San Francisco coffee shop brews hope for trafficking survivors

When she was just 14 years old, Danesha was kidnapped at gunpoint and forced into prostitution. She spent years looking for an out and finally escaped the cycle of prostitution with the help of police and started looking for a job. Without any real work experience or a resume, this proved to be a tall order.

Danesha, whose full name is being withheld to protect her identity, is now one of 47 women aged 18-25 that the Half Moon Bay-based non-governmental group Not For Sale is helping recover from years of trafficking and abuse.

Started in September 2014, the Reinvent program provides counseling and four weeks of training in resume writing, interview practice and other job skills. They also remove tattoos from women who were forcibly marked by their former exploiters.

The classroom sessions are held in a shared workspace, dubbed the Invention Hub, nestled in San Francisco’s Dogpatch neighborhood. It’s home to Reinvent and a handful of small companies and social enterprises that rent the space, along with Dignitá, a coffee shop Not For Sale launched primarily to be a training ground for the Reinvent participants.

“It’s startups; it’s investment capital; it’s a social café setting, and it’s girls being rescued from trafficking,” said Dan Parodi, head of Dignitá.

Following four weeks in the classroom, trainees spend 12 weeks working at Dignitá before graduating from the program and seeking full-time employment. The position is paid and provides relevant, real-world experience for women who may have never held a steady job.

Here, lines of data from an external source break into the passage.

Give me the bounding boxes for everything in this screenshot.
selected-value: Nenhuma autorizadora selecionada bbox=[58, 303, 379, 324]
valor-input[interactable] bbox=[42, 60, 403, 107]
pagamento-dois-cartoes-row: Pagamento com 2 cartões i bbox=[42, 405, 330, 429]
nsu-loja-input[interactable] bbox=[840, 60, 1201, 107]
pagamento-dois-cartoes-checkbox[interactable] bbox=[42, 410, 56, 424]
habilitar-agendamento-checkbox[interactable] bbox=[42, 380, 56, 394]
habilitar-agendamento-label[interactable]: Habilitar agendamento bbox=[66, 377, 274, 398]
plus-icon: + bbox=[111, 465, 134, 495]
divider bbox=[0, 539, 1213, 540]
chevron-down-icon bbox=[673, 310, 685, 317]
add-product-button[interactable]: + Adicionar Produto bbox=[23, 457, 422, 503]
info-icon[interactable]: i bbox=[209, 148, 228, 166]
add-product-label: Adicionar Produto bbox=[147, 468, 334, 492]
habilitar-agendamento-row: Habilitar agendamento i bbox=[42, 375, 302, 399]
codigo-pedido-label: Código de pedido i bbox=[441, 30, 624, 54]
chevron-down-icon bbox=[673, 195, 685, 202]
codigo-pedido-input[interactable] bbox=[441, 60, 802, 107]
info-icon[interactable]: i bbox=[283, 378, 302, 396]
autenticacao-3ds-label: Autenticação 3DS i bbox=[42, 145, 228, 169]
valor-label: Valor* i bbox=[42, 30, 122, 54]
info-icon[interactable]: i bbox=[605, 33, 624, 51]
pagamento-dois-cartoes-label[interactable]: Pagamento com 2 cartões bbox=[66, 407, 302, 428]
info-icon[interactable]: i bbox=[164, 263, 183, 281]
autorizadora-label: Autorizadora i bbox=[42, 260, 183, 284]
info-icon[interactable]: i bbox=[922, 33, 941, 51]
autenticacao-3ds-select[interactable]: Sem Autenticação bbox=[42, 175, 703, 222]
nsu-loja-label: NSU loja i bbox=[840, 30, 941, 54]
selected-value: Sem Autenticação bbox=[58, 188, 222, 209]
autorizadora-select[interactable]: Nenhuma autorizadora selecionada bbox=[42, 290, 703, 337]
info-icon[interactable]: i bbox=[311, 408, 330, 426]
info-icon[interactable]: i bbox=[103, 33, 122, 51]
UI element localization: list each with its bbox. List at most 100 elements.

“Some of those basic skills of professionalism and decorum are things that they don’t have any experience in,” Parodi said. “So when we take girls into Dignitá as part of a training program, it really is an extension of the four-week job-readiness program and training that they’ve already had.”

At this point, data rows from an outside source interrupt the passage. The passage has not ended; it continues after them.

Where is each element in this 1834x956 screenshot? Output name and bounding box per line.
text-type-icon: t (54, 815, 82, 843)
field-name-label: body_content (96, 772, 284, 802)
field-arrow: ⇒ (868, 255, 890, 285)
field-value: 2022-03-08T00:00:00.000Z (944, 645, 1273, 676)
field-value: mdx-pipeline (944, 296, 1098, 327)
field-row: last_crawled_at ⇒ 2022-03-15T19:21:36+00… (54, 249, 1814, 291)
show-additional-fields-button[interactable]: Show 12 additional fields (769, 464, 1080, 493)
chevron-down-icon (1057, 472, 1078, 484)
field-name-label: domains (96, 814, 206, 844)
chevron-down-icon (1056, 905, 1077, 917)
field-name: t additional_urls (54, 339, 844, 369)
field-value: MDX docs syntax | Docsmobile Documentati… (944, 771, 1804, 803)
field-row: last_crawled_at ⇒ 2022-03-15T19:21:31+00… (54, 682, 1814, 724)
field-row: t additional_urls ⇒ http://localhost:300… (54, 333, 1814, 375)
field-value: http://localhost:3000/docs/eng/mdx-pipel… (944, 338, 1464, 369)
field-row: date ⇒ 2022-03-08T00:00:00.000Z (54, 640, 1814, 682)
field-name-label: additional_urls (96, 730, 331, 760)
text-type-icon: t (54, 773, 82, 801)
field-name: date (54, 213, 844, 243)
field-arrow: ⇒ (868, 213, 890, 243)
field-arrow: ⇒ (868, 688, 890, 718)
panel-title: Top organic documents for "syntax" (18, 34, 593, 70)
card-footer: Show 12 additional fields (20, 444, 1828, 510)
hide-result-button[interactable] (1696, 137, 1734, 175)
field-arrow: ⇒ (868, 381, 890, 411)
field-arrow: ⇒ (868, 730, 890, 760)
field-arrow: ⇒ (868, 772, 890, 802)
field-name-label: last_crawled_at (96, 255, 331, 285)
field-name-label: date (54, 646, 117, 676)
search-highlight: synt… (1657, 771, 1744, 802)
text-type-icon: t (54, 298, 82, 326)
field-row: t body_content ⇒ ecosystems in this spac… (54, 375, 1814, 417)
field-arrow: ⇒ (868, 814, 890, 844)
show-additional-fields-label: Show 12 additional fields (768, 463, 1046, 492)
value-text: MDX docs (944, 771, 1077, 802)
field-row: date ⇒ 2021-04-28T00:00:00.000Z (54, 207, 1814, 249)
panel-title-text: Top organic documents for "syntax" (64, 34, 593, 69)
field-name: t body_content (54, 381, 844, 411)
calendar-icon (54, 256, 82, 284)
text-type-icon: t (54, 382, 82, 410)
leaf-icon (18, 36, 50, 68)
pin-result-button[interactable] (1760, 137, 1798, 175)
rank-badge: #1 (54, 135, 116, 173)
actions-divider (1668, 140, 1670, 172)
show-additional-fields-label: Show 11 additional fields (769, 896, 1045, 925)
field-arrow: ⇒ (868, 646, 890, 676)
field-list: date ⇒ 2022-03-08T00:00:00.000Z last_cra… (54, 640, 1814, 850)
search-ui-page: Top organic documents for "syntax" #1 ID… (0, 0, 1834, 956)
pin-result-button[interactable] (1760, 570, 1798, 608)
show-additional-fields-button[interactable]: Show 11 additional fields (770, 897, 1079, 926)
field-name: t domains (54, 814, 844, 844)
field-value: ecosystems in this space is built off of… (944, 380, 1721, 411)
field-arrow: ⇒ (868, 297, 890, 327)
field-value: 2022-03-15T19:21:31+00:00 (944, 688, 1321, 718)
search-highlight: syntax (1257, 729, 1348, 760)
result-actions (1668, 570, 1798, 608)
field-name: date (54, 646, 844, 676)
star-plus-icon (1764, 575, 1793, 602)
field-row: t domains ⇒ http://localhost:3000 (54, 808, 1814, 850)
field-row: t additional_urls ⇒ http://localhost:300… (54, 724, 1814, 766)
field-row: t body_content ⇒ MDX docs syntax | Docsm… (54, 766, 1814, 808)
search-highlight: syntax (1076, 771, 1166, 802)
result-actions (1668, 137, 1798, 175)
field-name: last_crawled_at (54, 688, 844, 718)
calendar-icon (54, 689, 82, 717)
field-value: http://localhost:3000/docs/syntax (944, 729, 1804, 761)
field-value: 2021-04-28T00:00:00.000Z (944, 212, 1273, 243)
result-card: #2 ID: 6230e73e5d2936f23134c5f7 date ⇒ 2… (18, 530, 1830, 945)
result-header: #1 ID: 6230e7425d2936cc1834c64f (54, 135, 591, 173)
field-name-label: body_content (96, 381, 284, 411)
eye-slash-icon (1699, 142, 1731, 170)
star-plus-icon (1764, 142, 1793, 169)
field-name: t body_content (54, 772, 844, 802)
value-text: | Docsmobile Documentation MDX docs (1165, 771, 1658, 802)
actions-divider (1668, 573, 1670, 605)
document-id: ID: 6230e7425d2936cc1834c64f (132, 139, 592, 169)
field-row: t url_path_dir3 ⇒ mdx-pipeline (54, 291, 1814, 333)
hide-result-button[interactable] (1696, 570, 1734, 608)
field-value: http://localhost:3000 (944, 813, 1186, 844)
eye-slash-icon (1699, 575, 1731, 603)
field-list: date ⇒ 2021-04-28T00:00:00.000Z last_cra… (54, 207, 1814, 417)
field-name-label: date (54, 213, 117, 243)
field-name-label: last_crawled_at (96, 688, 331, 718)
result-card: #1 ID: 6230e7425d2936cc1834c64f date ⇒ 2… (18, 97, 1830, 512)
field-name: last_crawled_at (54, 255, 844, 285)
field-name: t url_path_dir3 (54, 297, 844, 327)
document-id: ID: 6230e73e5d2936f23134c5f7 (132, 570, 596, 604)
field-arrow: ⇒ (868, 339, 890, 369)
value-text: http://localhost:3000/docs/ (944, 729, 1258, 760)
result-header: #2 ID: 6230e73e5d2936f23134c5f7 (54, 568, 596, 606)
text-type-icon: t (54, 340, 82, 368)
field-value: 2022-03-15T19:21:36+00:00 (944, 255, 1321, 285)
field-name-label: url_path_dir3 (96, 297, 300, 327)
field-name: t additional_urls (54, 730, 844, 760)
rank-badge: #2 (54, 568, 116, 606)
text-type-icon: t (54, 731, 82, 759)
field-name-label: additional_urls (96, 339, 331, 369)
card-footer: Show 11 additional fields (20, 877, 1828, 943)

Darian Eastman, Reinvent’s Youth Employment Specialist, connects program graduates with potential employers in the Bay Area. The program says it’s had a 70 percent success rate in placing graduates in companies like meal-delivery startup The Town Kitchen, handcrafted cardmaker Good Paper, coffee stand Chai Cart and nursery SF Foliage.

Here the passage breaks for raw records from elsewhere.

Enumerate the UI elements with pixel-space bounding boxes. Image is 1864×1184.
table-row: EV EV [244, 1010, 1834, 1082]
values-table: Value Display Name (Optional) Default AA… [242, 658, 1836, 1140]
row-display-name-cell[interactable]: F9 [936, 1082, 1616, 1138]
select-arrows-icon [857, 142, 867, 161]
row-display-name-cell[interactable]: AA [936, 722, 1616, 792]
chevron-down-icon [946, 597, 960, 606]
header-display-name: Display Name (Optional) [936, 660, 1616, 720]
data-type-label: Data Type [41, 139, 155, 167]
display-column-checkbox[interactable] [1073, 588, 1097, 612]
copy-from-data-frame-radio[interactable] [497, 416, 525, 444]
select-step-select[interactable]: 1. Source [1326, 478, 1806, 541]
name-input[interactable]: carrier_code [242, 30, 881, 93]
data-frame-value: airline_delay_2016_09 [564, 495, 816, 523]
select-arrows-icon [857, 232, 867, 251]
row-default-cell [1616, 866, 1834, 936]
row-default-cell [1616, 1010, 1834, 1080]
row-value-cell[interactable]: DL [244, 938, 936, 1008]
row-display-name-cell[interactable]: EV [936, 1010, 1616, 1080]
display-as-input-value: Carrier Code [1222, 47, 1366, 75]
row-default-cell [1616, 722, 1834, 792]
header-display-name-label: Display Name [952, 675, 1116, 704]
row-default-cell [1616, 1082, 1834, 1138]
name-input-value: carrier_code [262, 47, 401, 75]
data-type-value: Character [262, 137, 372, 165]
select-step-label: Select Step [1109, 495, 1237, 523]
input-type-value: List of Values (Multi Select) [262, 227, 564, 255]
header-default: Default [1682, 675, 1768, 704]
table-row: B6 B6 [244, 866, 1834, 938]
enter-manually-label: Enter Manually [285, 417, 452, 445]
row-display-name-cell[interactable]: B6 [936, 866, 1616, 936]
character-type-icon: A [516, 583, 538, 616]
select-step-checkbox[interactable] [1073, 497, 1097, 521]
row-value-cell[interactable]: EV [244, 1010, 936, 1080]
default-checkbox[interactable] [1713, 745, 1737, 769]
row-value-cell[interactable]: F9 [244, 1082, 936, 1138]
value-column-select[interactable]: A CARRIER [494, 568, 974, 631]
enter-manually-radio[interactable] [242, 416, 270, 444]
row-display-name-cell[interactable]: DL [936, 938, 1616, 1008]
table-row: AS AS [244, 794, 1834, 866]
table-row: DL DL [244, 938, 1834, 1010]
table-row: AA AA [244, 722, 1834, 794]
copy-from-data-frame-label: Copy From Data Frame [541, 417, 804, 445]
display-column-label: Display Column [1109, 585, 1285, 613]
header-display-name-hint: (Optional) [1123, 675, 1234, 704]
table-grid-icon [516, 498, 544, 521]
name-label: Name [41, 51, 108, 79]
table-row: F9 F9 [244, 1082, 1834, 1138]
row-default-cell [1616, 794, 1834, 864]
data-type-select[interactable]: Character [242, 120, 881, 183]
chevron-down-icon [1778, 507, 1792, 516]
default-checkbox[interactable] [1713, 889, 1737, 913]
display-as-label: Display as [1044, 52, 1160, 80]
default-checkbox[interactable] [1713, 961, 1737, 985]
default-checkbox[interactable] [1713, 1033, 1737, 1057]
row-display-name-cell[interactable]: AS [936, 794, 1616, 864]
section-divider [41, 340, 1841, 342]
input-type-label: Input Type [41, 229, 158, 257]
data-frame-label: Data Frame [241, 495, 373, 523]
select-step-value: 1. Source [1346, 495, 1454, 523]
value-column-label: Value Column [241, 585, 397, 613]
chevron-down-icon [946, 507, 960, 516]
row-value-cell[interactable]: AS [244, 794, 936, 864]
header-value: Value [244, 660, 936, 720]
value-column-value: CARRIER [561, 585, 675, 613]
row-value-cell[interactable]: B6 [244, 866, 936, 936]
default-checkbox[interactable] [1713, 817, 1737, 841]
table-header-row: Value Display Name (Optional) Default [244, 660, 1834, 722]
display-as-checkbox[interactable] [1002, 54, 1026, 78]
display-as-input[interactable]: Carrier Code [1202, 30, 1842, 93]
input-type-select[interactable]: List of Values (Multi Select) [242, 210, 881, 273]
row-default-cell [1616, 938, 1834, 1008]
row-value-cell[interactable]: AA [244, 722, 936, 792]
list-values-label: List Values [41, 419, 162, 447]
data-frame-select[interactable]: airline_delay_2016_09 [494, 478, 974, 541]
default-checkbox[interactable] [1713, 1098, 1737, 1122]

“There’s many barriers that they go through. The first barrier would be charges on their record, or not having any work experience at all, really not knowing what it is or what it takes to be an employee,” Eastman said. “And so we’ve got to kind of start from the ground up with things like that.”

Venus Rodriguez, the director of Reinvent, emphasized the importance of “re-education” for these women about themselves. “But it’s really about empowerment; letting them know that they’re just as capable as anyone else,” she said.

In the last half of 2014, there were 219 known and 72 suspected survivors of human trafficking in San Francisco, 224 of whom were women, according to a report issued in August by the Mayor’s Task Force on Anti-Human Trafficking.

Sex trafficking is defined as commercial sex involving “force, fraud or coercion” when the victim is 18 or older. If the victim is under 18, any commercial sex act is considered sex trafficking.

Program administrators declined to make trainees available for comment saying many still feared for their safety.

Rodriguez said she works hard to address challenges that her trainees face head on. Sometimes trainees are less employable because they lack things most people take for granted, like professional clothing, transportation or a bank account.

“I have the bank come here and open bank accounts for them. There’s no, ‘Oh, I didn’t make it,’ or ‘I couldn’t go,’” Rodriguez said. “We’re going to do it right here, right now.”

Grant Rosen, a barista and trainer at Dignitá, has been working there since early 2015. Interacting with the trainees has helped him to see the world in a new light.

“It’s such a big issue that there needs to be somebody there to help along each step, and I think that’s a huge part of it,” Rosen said. “Dignitá plays a huge role in that one step … trying to get out of the life that they’ve been a part of.”

And when the Reinvent graduation ceremony takes place, Dignitá stays open so “people that would normally just wander in for a cup of coffee” have the chance to hear the incredible true stories of women in their community.

“It’s not really our goal to cause our customers to cry,” Parodi said. “But to see them moved, and compelled, and made aware in a real heartfelt kind of way, that’s really the purpose of our café more than anything.”